Unrealistic Expectations About Treatment or Recovery
Treatment and recovery are both difficult, but they are worth it. Sometimes the methods used will resonate with you, but it is unrealistic to think that everything will come easily. You will have to show up and try your hardest every day. You have to acknowledge that the real reason you are in treatment is to work through your addiction. #PROTIP: Those first steps into your recovery will set the foundation for a lifetime of happiness if you put in the work. At Harmony Ridge Recovery, we try to help people think realistically about their relapse potential so as to build a good protective recovery program.
How to Help Someone Who Chooses to Leave Addiction Treatment Early?
Getting your loved one into treatment for addiction wasn’t easy. In fact, we know it was downright challenging. You may have thought things were only going to get better, but the reality of the situation is many times people leave treatment early against medical advice. While you may feel distraught or panicked about your loved one leaving treatment early, there are things you must avoid doing – regardless of how difficult the situation.
Remind yourself why you chose to send them to rehab.
DON’T forget to be patient, loving and trusting in the process of recovery. Know that your loved one can and will get better if they receive complete care and apply themself to being the best version of themself.
Contact the treatment facility to talk to your loved one’s therapist, counselor or recovery coach.
DON’T keep your loved one’s decision “in the family.” The chances are, his or her counselors and therapists have seen this type of behavior and know how to deal with it.
Remind him or her why they went to rehab in the first place.

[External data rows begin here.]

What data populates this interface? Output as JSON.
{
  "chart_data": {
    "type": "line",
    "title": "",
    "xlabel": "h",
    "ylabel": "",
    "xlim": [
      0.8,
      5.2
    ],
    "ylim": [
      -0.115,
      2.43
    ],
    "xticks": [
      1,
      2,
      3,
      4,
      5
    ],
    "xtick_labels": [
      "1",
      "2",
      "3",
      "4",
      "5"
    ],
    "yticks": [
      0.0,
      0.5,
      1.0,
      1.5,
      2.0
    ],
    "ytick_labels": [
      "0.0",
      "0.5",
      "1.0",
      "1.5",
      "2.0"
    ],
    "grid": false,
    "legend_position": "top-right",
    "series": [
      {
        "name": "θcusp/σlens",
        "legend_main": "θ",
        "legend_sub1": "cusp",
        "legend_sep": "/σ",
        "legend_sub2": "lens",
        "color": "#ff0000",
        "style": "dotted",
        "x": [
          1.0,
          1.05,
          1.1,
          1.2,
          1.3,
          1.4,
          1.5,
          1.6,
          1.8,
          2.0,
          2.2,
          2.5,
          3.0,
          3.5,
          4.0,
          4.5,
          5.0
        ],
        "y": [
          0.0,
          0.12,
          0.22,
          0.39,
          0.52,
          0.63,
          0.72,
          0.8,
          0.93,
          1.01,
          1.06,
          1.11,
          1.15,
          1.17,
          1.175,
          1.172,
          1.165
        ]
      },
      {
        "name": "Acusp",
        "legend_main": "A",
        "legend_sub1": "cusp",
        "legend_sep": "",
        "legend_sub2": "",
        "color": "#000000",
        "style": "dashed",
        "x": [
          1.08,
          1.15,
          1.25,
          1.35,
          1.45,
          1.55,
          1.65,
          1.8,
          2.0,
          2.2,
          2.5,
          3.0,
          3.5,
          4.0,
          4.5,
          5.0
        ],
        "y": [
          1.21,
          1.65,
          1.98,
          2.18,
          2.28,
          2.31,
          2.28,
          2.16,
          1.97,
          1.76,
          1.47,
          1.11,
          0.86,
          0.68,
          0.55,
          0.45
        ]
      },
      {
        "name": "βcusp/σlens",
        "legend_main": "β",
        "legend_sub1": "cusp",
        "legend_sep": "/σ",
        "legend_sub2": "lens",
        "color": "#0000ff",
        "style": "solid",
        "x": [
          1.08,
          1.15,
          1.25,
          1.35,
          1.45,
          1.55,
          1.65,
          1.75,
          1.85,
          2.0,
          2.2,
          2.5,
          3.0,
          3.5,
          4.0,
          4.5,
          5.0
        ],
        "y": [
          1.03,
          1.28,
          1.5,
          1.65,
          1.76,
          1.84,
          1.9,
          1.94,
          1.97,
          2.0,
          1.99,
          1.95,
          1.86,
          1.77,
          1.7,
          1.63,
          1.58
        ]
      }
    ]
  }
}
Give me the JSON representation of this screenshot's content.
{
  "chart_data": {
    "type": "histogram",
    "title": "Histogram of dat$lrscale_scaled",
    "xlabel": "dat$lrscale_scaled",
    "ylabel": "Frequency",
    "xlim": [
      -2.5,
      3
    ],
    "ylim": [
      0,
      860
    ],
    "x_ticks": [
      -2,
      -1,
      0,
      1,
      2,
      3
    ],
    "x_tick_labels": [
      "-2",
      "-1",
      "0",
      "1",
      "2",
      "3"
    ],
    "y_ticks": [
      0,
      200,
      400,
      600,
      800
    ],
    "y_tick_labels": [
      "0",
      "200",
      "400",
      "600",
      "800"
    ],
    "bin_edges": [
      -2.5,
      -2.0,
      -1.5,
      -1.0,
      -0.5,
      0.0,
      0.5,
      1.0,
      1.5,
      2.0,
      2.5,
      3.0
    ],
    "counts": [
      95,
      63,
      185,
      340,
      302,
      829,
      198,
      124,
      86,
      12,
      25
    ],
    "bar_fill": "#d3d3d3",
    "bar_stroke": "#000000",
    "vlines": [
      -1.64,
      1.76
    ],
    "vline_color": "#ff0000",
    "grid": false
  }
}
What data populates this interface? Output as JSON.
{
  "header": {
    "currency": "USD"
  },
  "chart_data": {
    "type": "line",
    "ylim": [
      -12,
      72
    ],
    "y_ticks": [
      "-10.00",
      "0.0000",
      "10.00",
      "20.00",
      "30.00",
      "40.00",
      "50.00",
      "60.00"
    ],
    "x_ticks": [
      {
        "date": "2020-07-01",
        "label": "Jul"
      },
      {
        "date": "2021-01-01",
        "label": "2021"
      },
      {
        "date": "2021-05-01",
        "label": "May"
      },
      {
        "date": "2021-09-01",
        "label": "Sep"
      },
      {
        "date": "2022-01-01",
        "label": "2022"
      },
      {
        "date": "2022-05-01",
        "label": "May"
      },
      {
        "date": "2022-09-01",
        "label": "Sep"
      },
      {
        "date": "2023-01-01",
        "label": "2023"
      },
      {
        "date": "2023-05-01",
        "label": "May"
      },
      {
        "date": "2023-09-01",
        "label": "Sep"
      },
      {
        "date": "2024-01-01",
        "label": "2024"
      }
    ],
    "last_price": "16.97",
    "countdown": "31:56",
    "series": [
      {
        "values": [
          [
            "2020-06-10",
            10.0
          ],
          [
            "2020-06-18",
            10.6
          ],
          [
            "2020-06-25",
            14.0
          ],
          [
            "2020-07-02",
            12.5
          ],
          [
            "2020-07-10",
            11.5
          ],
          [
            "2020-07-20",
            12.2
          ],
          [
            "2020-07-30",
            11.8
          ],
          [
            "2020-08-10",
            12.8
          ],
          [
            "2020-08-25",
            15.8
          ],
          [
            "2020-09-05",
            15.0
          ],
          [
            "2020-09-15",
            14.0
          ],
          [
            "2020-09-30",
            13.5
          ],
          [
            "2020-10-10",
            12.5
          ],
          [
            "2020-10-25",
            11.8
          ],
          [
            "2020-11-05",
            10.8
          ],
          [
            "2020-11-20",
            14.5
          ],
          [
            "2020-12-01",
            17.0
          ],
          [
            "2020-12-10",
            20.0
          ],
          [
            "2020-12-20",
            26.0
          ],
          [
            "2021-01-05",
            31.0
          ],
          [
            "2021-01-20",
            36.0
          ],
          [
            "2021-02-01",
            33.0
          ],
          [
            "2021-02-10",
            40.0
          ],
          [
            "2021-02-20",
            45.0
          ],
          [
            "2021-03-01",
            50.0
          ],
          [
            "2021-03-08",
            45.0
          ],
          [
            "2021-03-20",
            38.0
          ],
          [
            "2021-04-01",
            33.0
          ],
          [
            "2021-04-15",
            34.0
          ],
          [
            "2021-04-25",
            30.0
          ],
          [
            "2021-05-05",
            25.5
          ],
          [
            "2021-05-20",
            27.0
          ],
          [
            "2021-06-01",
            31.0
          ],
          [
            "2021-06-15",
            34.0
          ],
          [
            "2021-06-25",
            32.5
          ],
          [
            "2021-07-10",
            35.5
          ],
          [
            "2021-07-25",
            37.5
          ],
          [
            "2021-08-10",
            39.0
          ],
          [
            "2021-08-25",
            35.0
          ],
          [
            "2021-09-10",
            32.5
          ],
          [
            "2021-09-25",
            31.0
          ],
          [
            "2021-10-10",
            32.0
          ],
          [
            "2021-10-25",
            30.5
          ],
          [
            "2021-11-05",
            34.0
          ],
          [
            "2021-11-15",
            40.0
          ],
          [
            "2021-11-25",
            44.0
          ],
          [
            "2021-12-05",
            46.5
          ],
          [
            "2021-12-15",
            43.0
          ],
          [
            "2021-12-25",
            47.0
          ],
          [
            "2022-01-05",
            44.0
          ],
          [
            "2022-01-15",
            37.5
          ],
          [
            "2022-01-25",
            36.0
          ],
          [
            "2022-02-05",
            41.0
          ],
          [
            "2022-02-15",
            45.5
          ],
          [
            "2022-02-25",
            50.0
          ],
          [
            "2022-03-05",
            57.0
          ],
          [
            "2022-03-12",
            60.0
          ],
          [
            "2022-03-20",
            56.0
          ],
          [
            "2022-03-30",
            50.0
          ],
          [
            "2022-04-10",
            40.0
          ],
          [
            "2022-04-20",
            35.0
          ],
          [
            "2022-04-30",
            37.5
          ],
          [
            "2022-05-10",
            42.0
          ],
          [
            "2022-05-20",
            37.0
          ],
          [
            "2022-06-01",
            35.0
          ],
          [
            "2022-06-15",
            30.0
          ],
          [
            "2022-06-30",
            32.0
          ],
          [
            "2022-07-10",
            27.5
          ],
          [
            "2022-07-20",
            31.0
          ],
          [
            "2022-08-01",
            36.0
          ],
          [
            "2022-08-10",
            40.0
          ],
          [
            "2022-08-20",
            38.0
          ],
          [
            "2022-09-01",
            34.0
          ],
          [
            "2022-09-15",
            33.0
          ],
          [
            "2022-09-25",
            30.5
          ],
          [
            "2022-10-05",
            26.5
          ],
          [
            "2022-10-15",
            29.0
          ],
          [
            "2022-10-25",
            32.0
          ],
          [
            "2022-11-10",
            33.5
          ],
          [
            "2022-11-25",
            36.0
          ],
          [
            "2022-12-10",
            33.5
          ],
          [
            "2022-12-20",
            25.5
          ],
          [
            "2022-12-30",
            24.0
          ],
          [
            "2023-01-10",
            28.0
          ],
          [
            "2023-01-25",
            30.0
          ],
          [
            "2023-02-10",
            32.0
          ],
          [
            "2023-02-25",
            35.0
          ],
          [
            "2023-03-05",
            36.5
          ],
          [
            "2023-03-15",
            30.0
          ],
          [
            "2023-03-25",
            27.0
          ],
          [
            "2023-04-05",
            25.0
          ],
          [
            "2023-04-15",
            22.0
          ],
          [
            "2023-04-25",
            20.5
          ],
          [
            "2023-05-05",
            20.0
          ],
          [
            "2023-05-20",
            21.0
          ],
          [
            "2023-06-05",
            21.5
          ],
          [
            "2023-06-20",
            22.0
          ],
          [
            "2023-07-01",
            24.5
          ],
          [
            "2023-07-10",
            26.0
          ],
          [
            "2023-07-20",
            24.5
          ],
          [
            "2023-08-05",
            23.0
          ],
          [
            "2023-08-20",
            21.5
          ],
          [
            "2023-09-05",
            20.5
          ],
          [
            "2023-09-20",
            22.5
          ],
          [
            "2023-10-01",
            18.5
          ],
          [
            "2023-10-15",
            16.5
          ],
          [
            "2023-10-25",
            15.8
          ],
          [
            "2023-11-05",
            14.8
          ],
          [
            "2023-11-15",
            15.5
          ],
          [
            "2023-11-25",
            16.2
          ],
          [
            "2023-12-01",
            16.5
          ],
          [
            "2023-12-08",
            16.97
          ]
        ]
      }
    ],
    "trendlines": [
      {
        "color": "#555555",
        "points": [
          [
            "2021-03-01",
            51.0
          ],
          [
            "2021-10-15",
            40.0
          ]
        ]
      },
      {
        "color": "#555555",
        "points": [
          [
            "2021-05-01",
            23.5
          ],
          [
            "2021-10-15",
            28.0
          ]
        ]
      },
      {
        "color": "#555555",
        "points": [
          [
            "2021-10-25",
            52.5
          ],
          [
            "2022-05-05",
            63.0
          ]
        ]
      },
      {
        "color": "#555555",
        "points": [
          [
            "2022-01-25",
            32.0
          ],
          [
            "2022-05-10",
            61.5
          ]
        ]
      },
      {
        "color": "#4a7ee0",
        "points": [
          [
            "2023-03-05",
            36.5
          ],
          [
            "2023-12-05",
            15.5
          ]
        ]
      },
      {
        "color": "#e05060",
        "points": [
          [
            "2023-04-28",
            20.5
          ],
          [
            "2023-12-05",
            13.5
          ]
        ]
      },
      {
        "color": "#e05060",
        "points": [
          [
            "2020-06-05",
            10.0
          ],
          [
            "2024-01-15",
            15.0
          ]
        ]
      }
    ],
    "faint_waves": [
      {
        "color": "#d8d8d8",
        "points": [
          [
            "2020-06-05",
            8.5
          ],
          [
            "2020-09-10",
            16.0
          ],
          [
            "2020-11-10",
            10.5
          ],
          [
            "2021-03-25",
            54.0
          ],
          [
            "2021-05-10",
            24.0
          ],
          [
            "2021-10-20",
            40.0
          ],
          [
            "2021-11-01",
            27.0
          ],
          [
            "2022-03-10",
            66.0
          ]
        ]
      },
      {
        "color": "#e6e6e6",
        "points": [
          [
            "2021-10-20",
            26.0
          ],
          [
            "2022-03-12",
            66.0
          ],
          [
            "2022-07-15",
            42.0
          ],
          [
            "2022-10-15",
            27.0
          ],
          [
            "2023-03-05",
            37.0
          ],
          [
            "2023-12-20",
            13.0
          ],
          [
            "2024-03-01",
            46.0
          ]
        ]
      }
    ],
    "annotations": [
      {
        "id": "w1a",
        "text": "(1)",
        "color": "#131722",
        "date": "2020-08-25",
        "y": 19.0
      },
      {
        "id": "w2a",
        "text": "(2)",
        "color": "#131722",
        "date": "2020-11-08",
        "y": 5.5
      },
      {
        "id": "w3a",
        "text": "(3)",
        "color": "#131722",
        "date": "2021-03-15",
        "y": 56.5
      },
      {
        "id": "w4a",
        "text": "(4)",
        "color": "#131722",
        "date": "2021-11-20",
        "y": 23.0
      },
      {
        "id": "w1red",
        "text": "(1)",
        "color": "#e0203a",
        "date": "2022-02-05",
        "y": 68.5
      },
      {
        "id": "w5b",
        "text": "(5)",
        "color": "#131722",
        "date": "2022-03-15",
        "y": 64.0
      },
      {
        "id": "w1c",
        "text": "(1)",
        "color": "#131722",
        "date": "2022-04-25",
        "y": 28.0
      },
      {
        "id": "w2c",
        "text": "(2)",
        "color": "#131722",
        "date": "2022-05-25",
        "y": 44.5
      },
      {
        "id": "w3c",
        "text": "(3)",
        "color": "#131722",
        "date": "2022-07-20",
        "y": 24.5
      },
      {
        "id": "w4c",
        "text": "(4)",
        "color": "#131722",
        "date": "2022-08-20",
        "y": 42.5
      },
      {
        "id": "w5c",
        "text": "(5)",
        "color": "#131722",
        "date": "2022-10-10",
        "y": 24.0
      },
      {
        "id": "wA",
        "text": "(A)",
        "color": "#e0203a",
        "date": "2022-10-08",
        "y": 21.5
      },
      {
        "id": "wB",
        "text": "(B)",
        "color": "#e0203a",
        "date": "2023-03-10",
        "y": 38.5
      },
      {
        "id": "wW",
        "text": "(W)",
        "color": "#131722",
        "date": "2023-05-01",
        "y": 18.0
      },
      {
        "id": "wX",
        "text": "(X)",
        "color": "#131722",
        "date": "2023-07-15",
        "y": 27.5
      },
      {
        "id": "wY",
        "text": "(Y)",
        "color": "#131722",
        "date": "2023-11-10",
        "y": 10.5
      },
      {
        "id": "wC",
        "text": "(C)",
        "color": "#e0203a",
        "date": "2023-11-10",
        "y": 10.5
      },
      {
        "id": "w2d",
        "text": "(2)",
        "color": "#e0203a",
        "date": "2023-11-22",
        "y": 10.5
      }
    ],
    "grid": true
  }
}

DON’T forget that many people in early recovery often have periods of extreme sensitivity and emotional stress, paranoia, and physical pain. Remind them their pain is temporary.
Reach out for support for yourself.
DON’T feel like you are in this alone. Your loved one may not be making a healthy choice, but that doesn’t mean that you aren’t worth the help. Call your support system, attend a local meeting, and consider family or individual therapy.Why By learning about addiction and abuse, you’ll be able to better understand what your loved one is going through.